Prof. Dr. Süleymanlı ayrıca, YZ’nin karar alma süreçlerinin şeffaf olmaması ve “kara kutu” sorunu olarak bilinen durumun, sistemin güvenilirliği konusunda önemli kuşkular oluşturduğunu ve toplumsal itimat eksikliğine yol açtığını tabir etti.

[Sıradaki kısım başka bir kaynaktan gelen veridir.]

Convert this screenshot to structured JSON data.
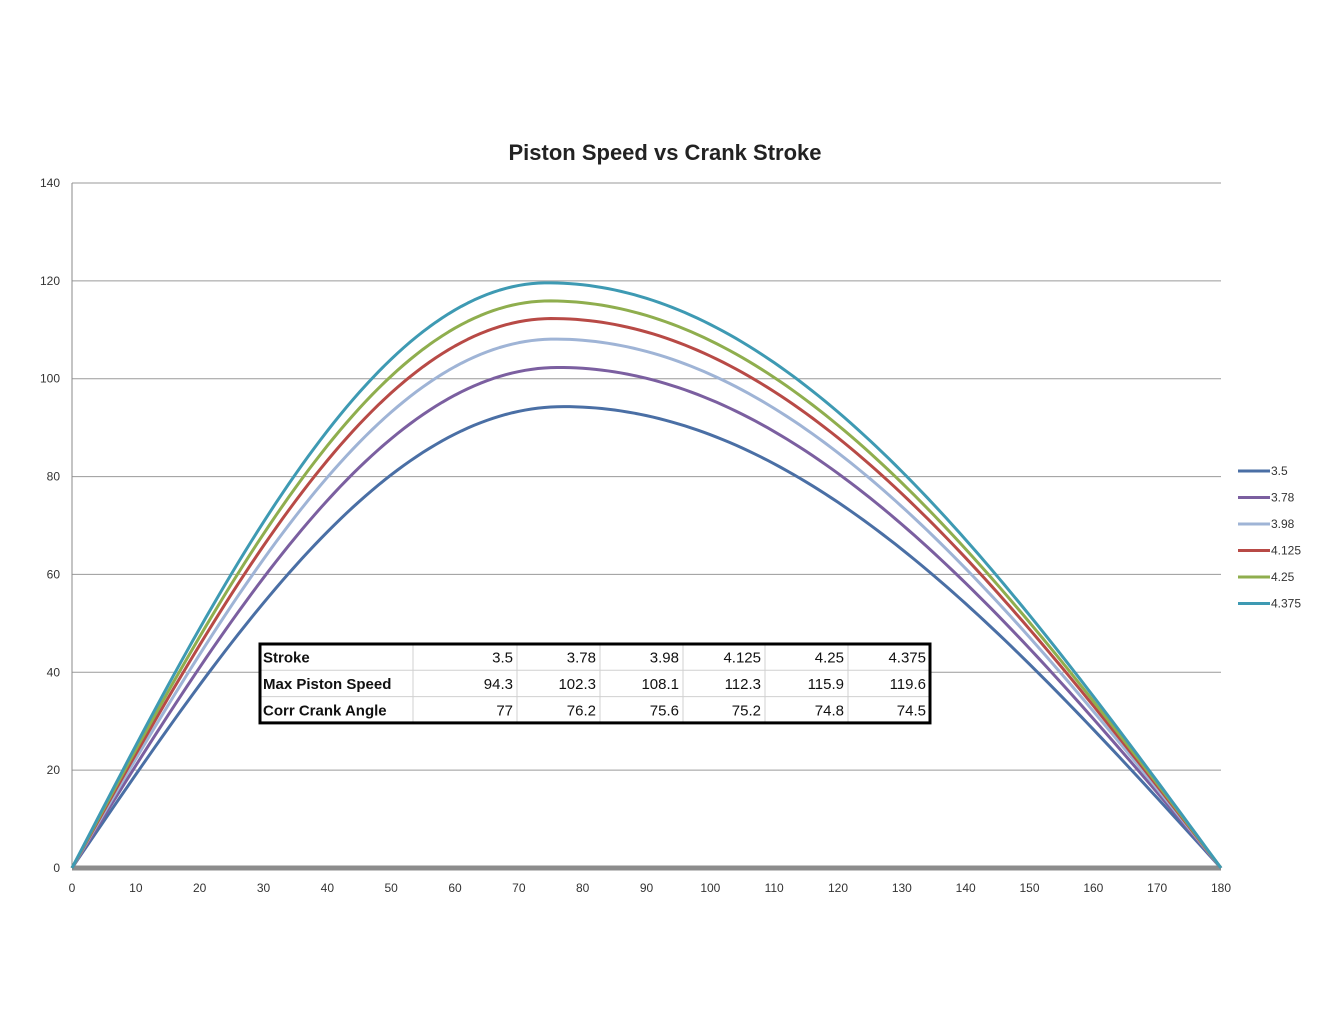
{
  "chart_data": {
    "type": "line",
    "title": "Piston Speed vs Crank Stroke",
    "xlabel": "",
    "ylabel": "",
    "xlim": [
      0,
      180
    ],
    "ylim": [
      0,
      140
    ],
    "xticks": [
      "0",
      "10",
      "20",
      "30",
      "40",
      "50",
      "60",
      "70",
      "80",
      "90",
      "100",
      "110",
      "120",
      "130",
      "140",
      "150",
      "160",
      "170",
      "180"
    ],
    "yticks": [
      "0",
      "20",
      "40",
      "60",
      "80",
      "100",
      "120",
      "140"
    ],
    "grid": true,
    "legend_position": "right",
    "series": [
      {
        "name": "3.5",
        "color": "#4a6fa5",
        "peak_x": 77,
        "peak_y": 94.3
      },
      {
        "name": "3.78",
        "color": "#7b5fa0",
        "peak_x": 76.2,
        "peak_y": 102.3
      },
      {
        "name": "3.98",
        "color": "#9fb4d6",
        "peak_x": 75.6,
        "peak_y": 108.1
      },
      {
        "name": "4.125",
        "color": "#b84a46",
        "peak_x": 75.2,
        "peak_y": 112.3
      },
      {
        "name": "4.25",
        "color": "#8fae4e",
        "peak_x": 74.8,
        "peak_y": 115.9
      },
      {
        "name": "4.375",
        "color": "#3e9ab3",
        "peak_x": 74.5,
        "peak_y": 119.6
      }
    ],
    "table": {
      "rows": [
        [
          "Stroke",
          "3.5",
          "3.78",
          "3.98",
          "4.125",
          "4.25",
          "4.375"
        ],
        [
          "Max Piston Speed",
          "94.3",
          "102.3",
          "108.1",
          "112.3",
          "115.9",
          "119.6"
        ],
        [
          "Corr Crank Angle",
          "77",
          "76.2",
          "75.6",
          "75.2",
          "74.8",
          "74.5"
        ]
      ]
    }
  }
}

Sosyologlar yeni prosedürler geliştirmeli
Prof. Dr. Süleymanlı, yapay zekâ ve robotların toplumsal tesirlerini anlamak için sadece büyük ölçekli bilgi tahlillerinin kâfi olmayacağını, kültürel ve bağlamsal incelemelerin de koşul olduğunu lisana getirerek, “Ağ bilimleri, toplumsal ağ tahlili, nitel araştırmalar ve simülasyonlar üzere yollarla teknolojilerin toplumsal dinamiklere tesiri çok taraflı olarak tahlil edilmelidir. Nitel araştırmalar, bu teknolojilerin dizaynında yer alan kültürel ve toplumsal önyargıları daha derinlemesine sorgulama imkânı sunar.” diye konuştu.
“Yapay zekâ sosyolojisi” dersleri başladı
Yapay zekâ sosyolojisinin, üniversite eğitim programlarında giderek daha fazla yer bulduğunu belirten Prof. Dr. Süleymanlı, bu derslerde YZ’nin sıhhat, eğitim, hukuk üzere alanlardaki tesirleri, algoritmaların toplumsal stereotipleri nasıl yansıttığı ve toplumsal eşitsizliklere katkısı üzere hususların incelendiğini tabir etti. Prof. Dr. Süleymanlı, “Bu dersler, öğrencilere YZ teknolojilerinin toplumsal tesirlerini anlamalarına yardımcı olacak analitik bir bakış açısı kazandırmayı hedeflemektedir.” diyerek kelamlarını tamamladı.